The program funded work at many universities, and also at companies that developed what became known as “next generation” DNA sequencing. The NHGRI money was not always the source of the idea, but NIH’s DNA sequencing technology program helped fund most of the technologies that gave rise to the current DNA sequencing technologies.
The current market leader in DNA sequencing is Illumina, which started out by developing bead-array technology. It moved into sequencing by acquiring Solexa, a British start-up. NHGRI’s program supported many of the investigators through the perilous early stages.
It was not a question of academia versus government versus industry. All strands of the triple helix were essential. Governments played a crucial role, particularly in the U.S. and the U.K. They supplied capital to support research that seemed promising. Would the academic and early start-up research that gave rise to the next-generation sequencing technologies have happened without government funding? Perhaps, but not nearly as soon and possibly not at all. And the academic researchers and the angels, venture capitalists, and entrepreneurs who gave birth to the start-up firms relied on government employees who distributed public dollars for support. Those start-ups were later gobbled up by larger firms who now dominate DNA sequencing, and that is another lesson from DNA sequencing technology: It does demand capital.
The role of government is worth special attention. It was not just the money.
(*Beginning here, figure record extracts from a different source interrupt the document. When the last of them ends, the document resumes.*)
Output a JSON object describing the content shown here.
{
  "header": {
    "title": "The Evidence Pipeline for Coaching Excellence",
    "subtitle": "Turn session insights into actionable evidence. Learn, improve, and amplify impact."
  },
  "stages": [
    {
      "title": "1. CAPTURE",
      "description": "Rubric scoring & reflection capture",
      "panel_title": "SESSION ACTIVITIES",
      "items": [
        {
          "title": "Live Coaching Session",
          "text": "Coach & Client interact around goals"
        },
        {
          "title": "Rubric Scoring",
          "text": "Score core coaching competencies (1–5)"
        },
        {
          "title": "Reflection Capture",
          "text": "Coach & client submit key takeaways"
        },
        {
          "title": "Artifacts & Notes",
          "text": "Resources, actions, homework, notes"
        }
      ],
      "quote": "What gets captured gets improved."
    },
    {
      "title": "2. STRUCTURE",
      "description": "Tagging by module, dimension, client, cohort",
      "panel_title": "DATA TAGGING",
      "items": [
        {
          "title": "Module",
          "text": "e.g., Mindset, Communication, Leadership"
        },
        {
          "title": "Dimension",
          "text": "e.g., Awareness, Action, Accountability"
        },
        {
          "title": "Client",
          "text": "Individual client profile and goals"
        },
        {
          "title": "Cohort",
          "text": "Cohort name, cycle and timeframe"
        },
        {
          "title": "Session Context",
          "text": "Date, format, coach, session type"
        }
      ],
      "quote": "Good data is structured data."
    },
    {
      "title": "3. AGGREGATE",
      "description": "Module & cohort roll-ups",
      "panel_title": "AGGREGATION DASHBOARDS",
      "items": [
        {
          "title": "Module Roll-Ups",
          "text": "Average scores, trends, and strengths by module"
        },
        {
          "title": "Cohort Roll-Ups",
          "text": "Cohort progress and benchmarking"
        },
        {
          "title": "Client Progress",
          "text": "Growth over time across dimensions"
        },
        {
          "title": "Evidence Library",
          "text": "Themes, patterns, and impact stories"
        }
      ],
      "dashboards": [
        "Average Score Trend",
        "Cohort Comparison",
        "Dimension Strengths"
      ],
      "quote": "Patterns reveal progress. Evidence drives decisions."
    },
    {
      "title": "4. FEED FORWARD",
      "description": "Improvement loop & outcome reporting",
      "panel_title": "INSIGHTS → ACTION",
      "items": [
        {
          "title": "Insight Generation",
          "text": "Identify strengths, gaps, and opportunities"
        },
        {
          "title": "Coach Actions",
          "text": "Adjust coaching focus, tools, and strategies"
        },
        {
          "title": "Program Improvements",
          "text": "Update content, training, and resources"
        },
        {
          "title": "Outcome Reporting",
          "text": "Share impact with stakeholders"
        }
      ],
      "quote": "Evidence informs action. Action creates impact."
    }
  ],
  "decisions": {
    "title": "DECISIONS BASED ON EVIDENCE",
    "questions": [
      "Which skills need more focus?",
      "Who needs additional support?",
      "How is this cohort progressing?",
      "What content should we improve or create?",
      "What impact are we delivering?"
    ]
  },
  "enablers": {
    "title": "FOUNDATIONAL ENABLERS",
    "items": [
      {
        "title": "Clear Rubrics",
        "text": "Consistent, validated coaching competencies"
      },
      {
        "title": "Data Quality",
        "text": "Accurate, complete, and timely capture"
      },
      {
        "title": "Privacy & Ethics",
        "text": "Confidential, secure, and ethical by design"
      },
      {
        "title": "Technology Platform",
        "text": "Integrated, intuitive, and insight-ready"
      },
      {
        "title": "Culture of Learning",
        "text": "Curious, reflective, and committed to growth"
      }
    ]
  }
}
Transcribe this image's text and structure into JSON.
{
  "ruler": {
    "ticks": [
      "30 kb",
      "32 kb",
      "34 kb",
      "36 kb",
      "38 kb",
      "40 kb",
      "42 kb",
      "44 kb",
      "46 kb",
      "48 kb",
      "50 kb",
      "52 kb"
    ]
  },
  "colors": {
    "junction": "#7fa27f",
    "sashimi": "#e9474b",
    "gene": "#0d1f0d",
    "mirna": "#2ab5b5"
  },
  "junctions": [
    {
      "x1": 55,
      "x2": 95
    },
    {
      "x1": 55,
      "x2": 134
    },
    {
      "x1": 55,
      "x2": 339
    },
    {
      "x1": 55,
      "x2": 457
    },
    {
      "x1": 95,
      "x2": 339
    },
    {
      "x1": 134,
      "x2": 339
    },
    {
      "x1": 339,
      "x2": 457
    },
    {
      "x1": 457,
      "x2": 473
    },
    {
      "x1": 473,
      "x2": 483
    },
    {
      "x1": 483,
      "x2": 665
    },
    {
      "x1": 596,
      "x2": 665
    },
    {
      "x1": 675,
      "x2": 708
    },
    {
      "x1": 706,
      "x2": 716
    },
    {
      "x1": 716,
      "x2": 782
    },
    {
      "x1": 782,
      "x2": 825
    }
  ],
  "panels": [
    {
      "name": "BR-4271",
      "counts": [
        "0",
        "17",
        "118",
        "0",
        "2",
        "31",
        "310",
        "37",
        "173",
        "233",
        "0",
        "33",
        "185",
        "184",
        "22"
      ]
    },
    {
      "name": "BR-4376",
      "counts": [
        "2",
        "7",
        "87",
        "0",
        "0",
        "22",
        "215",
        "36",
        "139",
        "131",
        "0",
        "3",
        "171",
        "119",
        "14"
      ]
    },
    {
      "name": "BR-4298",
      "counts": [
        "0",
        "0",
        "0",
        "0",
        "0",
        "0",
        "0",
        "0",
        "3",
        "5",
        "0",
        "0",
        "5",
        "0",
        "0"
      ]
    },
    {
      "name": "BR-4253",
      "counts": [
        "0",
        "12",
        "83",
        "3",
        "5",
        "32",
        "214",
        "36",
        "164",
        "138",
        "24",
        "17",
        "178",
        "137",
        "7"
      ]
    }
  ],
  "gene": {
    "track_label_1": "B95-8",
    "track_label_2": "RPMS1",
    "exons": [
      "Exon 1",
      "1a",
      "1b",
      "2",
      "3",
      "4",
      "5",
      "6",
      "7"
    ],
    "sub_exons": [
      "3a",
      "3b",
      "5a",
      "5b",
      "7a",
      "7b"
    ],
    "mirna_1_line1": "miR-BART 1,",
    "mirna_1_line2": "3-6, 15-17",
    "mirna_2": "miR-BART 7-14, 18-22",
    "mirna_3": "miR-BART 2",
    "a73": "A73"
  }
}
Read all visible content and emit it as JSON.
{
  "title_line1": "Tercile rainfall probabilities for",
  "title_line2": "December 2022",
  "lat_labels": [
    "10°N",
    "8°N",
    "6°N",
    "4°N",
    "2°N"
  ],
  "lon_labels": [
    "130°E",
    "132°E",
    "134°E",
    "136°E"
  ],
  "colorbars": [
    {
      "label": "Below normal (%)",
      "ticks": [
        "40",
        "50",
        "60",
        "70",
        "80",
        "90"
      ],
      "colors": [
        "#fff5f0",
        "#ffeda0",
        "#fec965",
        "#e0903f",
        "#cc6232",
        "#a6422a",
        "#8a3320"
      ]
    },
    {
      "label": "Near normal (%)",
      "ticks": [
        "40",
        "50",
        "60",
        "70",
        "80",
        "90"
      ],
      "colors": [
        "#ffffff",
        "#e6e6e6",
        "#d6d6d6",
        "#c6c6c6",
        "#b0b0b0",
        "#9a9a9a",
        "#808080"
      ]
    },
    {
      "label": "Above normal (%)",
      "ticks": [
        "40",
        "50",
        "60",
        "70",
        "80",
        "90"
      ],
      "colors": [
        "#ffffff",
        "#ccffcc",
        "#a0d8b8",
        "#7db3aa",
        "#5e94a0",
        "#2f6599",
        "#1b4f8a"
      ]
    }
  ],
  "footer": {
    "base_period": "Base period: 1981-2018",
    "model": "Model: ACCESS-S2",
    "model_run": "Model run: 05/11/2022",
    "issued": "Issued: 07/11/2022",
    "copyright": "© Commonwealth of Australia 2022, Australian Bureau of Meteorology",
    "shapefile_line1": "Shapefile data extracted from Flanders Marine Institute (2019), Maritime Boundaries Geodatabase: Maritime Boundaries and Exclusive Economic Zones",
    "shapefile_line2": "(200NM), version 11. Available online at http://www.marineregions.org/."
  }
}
It was also the unique power of government to pull together a community of rivals who were also colleagues — a community driven to deliver technologies for real-world use. Government employees could talk to everyone, and if the experts respected and trusted the government employees, they could foster a sense of community. Jeff Schloss organized meetings of the DNA sequencing technology mavens. The Advances in Genome Biology and Technology conference became the event at which companies and academic researchers displayed the biggest new thing in DNA sequencing. At the 2006 meeting, Schloss told Bio-IT World: “If we give people grants and they don’t get any further than a publication in Analytical Chemistry … we’ve basically failed. We want these technologies out there.”
If you wonder how a human genome can be sequenced for a few thousand dollars in a few days, it is not by accident. It is the result of deliberate efforts to develop new technologies for DNA sequencing, initiated by government but involving academic research, industrial engineering and development, and private capital. And one of the crucial drivers of the technology that made it possible was highly expert, visionary government employees, aka the Schloss Effect.